Screenshot 2018-10-28 at 15.45.45.png

The thing is, “misto” is a Western Slavic (compare Czech: “město”) form, that clearly entered the Ukrainian language through the Polish language, and it was likely consciously chosen to replace the Eastern Slavic form still apparent in the names of Ukrainian cities.

Screenshot 2018-10-28 at 16.02.41.png

Another such linguistic peculiarity concerns the hard sing. The hard sing is on old Slavic letter that at one point was overused. The Serbian language reformer,
Vuk Stefanović Karadžić famously wrote about the “Hardness of the hard sign”, and today the Serbian language lacks this letter altogether. The Russian language also dropped the hard sing following language reforms instituted by the bolsheviks, and now only uses it to mark a pause within a word. The Ukrainian language also dropped the hard sign, and now uses the apostrophe instead for the same function as the Russian language.

And I have to ask why? It is clear the Ukrainian language makers were aware of the hard sign.
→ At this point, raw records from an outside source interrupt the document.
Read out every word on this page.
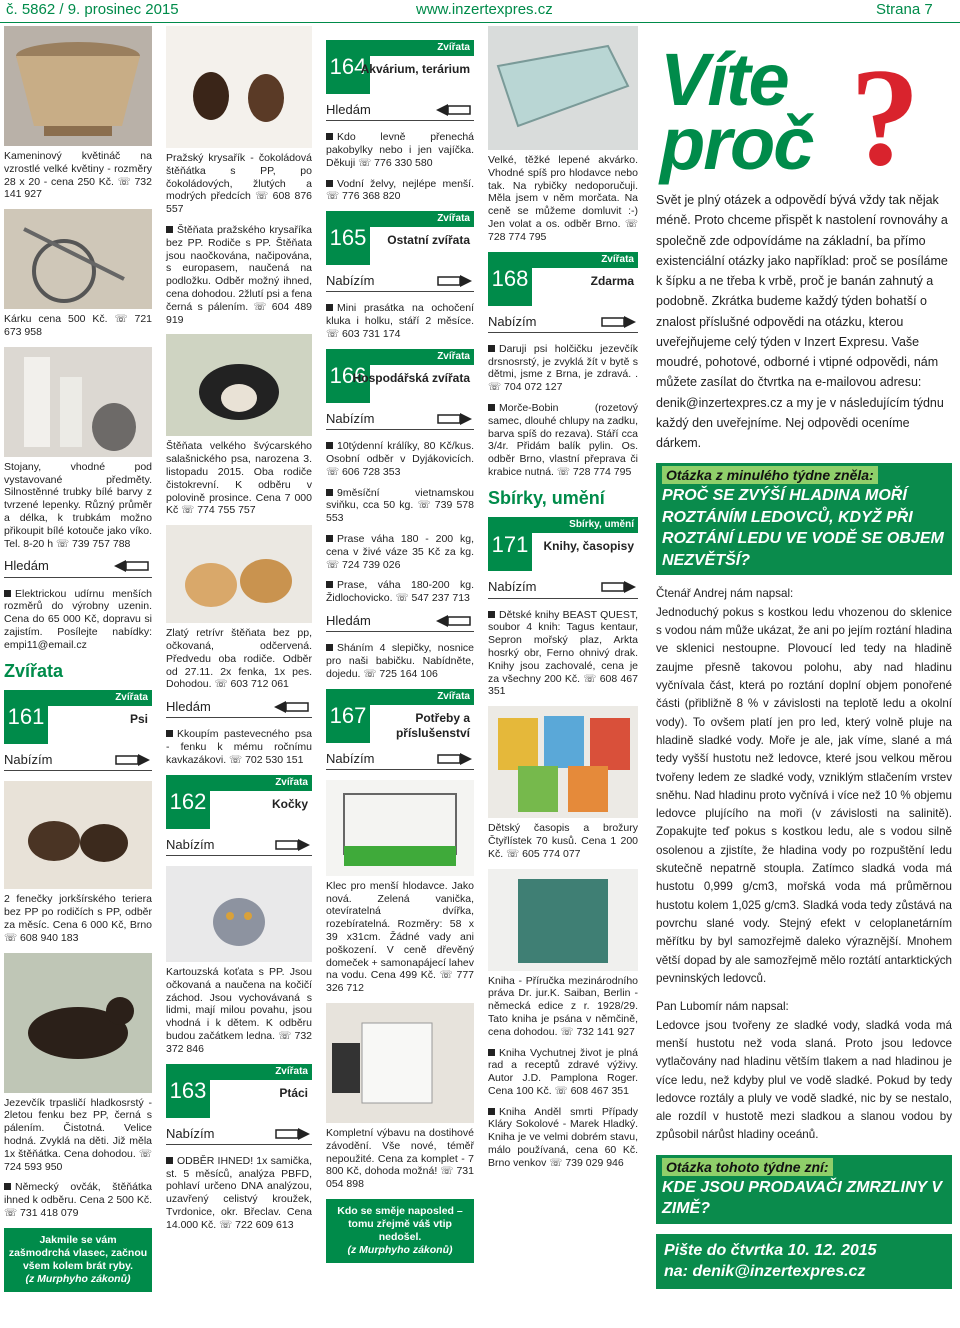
č. 5862 / 9. prosinec 2015	www.inzertexpres.cz	Strana 7

Kameninový květináč na vzrostlé velké květiny - rozměry 28 x 20 - cena 250 Kč. ☏ 732 141 927

Kárku cena 500 Kč. ☏ 721 673 958

Stojany, vhodné pod vystavované předměty. Silnostěnné trubky bílé barvy z tvrzené lepenky. Různý průměr a délka, k trubkám možno přikoupit bílé kotouče jako víko. Tel. 8-20 h ☏ 739 757 788

Hledám

Elektrickou udírnu menších rozměrů do výrobny uzenin. Cena do 65 000 Kč, dopravu si zajistím. Posílejte nabídky: empi11@email.cz

Zvířata
161
Zvířata
Psi
Nabízím

2 fenečky jorkšírského teriera bez PP po rodičích s PP, odběr za měsíc. Cena 6 000 Kč, Brno ☏ 608 940 183

Jezevčík trpasličí hladkosrstý - 2letou fenku bez PP, černá s pálením. Čistotná. Velice hodná. Zvyklá na děti. Již měla 1x štěňátka. Cena dohodou. ☏ 724 593 950

Německý ovčák, štěňátka ihned k odběru. Cena 2 500 Kč. ☏ 731 418 079

Jakmile se vám zašmodrchá vlasec, začnou všem kolem brát ryby.
(z Murphyho zákonů)

Pražský krysařík - čokoládová štěňátka s PP, po čokoládových, žlutých a modrých předcích ☏ 608 876 557

Štěňata pražského krysaříka bez PP. Rodiče s PP. Štěňata jsou naočkována, načipována, s europasem, naučená na podložku. Odběr možný ihned, cena dohodou. 2žlutí psi a fena černá s pálením. ☏ 604 489 919

Štěňata velkého švýcarského salašnického psa, narozena 3. listopadu 2015. Oba rodiče čistokrevní. K odběru v polovině prosince. Cena 7 000 Kč ☏ 774 755 757

Zlatý retrívr štěňata bez pp, očkovaná, odčervená. Předvedu oba rodiče. Odběr od 27.11. 2x fenka, 1x pes. Dohodou. ☏ 603 712 061

Hledám

Kkoupím pastevecného psa - fenku k mému ročnímu kavkazákovi. ☏ 702 530 151

162
Zvířata
Kočky
Nabízím

Kartouzská koťata s PP. Jsou očkovaná a naučena na kočičí záchod. Jsou vychovávaná s lidmi, mají milou povahu, jsou vhodná i k dětem. K odběru budou začátkem ledna. ☏ 732 372 846

163
Zvířata
Ptáci
Nabízím

ODBĚR IHNED! 1x samička, st. 5 měsíců, analýza PBFD, pohlaví určeno DNA analýzou, uzavřený celistvý kroužek, Tvrdonice, okr. Břeclav. Cena 14.000 Kč. ☏ 722 609 613

164
Zvířata
Akvárium, terárium
Hledám

Kdo levně přenechá pakobylky nebo i jen vajíčka. Děkuji ☏ 776 330 580

Vodní želvy, nejlépe menší. ☏ 776 368 820

165
Zvířata
Ostatní zvířata
Nabízím

Mini prasátka na ochočení kluka i holku, stáří 2 měsíce. ☏ 603 731 174

166
Zvířata
Hospodářská zvířata
Nabízím

10týdenní králíky, 80 Kč/kus. Osobní odběr v Dyjákovicích. ☏ 606 728 353

9měsíční vietnamskou sviňku, cca 50 kg. ☏ 739 578 553

Prase váha 180 - 200 kg, cena v živé váze 35 Kč za kg. ☏ 724 739 026

Prase, váha 180-200 kg. Židlochovicko. ☏ 547 237 713

Hledám

Sháním 4 slepičky, nosnice pro naši babičku. Nabídněte, dojedu. ☏ 725 164 106

167
Zvířata
Potřeby a příslušenství
Nabízím

Klec pro menší hlodavce. Jako nová. Zelená vanička, otevíratelná dvířka, rozebíratelná. Rozměry: 58 x 39 x31cm. Žádné vady ani poškození. V ceně dřevěný domeček + samonapájecí lahev na vodu. Cena 499 Kč. ☏ 777 326 712

Kompletní výbavu na dostihové závodění. Vše nové, téměř nepoužité. Cena za komplet - 7 800 Kč, dohoda možná! ☏ 731 054 898

Kdo se směje naposled – tomu zřejmě váš vtip nedošel.
(z Murphyho zákonů)

Velké, těžké lepené akvárko. Vhodné spíš pro hlodavce nebo tak. Na rybičky nedoporučuji. Měla jsem v něm morčata. Na ceně se můžeme domluvit :-) Jen volat a os. odběr Brno. ☏ 728 774 795

168
Zvířata
Zdarma
Nabízím

Daruji psi holčičku jezevčík drsnosrstý, je zvyklá žít v bytě s dětmi, jsme z Brna, je zdravá. . ☏ 704 072 127

Morče-Bobin (rozetový samec, dlouhé chlupy na zadku, barva spíš do rezava). Stáří cca 3/4r. Přidám balík pylin. Os. odběr Brno, vlastní přeprava či krabice nutná. ☏ 728 774 795

Sbírky, umění
171
Sbírky, umění
Knihy, časopisy
Nabízím

Dětské knihy BEAST QUEST, soubor 4 knih: Tagus kentaur, Sepron mořský plaz, Arkta hosrký obr, Ferno ohnivý drak. Knihy jsou zachovalé, cena je za všechny 200 Kč. ☏ 608 467 351

Dětský časopis a brožury Čtyřlístek 70 kusů. Cena 1 200 Kč. ☏ 605 774 077

Kniha - Příručka mezinárodního práva Dr. jur.K. Saiban, Berlin - německá edice z r. 1928/29. Tato kniha je psána v němčině, cena dohodou. ☏ 732 141 927

Kniha Vychutnej život je plná rad a receptů zdravé výživy. Autor J.D. Pamplona Roger. Cena 100 Kč. ☏ 608 467 351

Kniha Anděl smrti Případy Kláry Sokolové - Marek Hladký. Kniha je ve velmi dobrém stavu, málo používaná, cena 60 Kč. Brno venkov ☏ 739 029 946

Víte
proč ?

Svět je plný otázek a odpovědí bývá vždy tak nějak méně. Proto chceme přispět k nastolení rovnováhy a společně zde odpovídáme na základní, ba přímo existenciální otázky jako například: proč se posíláme k šípku a ne třeba k vrbě, proč je banán zahnutý a podobně. Zkrátka budeme každý týden bohatší o znalost příslušné odpovědi na otázku, kterou uveřejňujeme celý týden v Inzert Expresu. Vaše moudré, pohotové, odborné i vtipné odpovědi, nám můžete zasílat do čtvrtka na e-mailovou adresu: denik@inzertexpres.cz a my je v následujícím týdnu každý den uveřejníme. Nej odpovědi oceníme dárkem.

Otázka z minulého týdne zněla:
PROČ SE ZVÝŠÍ HLADINA MOŘÍ ROZTÁNÍM LEDOVCŮ, KDYŽ PŘI ROZTÁNÍ LEDU VE VODĚ SE OBJEM NEZVĚTŠÍ?

Čtenář Andrej nám napsal:

Jednoduchý pokus s kostkou ledu vhozenou do sklenice s vodou nám může ukázat, že ani po jejím roztání hladina ve sklenici nestoupne. Plovoucí led tedy na hladině zaujme přesně takovou polohu, aby nad hladinu vyčnívala část, která po roztání doplní objem ponořené části (přibližně 8 % v závislosti na teplotě ledu a okolní vody). To ovšem platí jen pro led, který volně pluje na hladině sladké vody. Moře je ale, jak víme, slané a má tedy vyšší hustotu než ledovce, které jsou velkou měrou tvořeny ledem ze sladké vody, vzniklým stlačením vrstev sněhu. Nad hladinu proto vyčnívá i více než 10 % objemu ledovce plujícího na moři (v závislosti na salinitě). Zopakujte teď pokus s kostkou ledu, ale s vodou silně osolenou a zjistíte, že hladina vody po rozpuštění ledu skutečně nepatrně stoupla. Zatímco sladká voda má hustotu 0,999 g/cm3, mořská voda má průměrnou hustotu kolem 1,025 g/cm3. Sladká voda tedy zůstává na povrchu slané vody. Stejný efekt v celoplanetárním měřítku by byl samozřejmě daleko výraznější. Mnohem větší dopad by ale samozřejmě mělo roztátí antarktických pevninských ledovců.

Pan Lubomír nám napsal:

Ledovce jsou tvořeny ze sladké vody, sladká voda má menší hustotu než voda slaná. Proto jsou ledovce vytlačovány nad hladinu větším tlakem a nad hladinou je více ledu, než kdyby plul ve vodě sladké. Pokud by tedy ledovce roztály a pluly ve vodě sladké, nic by se nestalo, ale rozdíl v hustotě mezi sladkou a slanou vodou by způsobil nárůst hladiny oceánů.

Otázka tohoto týdne zní:
KDE JSOU PRODAVAČI ZMRZLINY V ZIMĚ?
Pište do čtvrtka 10. 12. 2015
na: denik@inzertexpres.cz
The apostrophe is a Late Medieval Western invention that has no tradition in Slavic languages. But it makes the Ukrainian language different from Russian, and that’s the point.

5 thoughts on “Conscious Polonisation and Derussification?

  1. I could imagine in some distant future where Russia and the Ukraine are reconciled, both language authorities could make some efforts to move the languages closer together, say replace some foreign words in Russian with proper East Slavic words from Ukrainian, which on the whole is a more conservative language.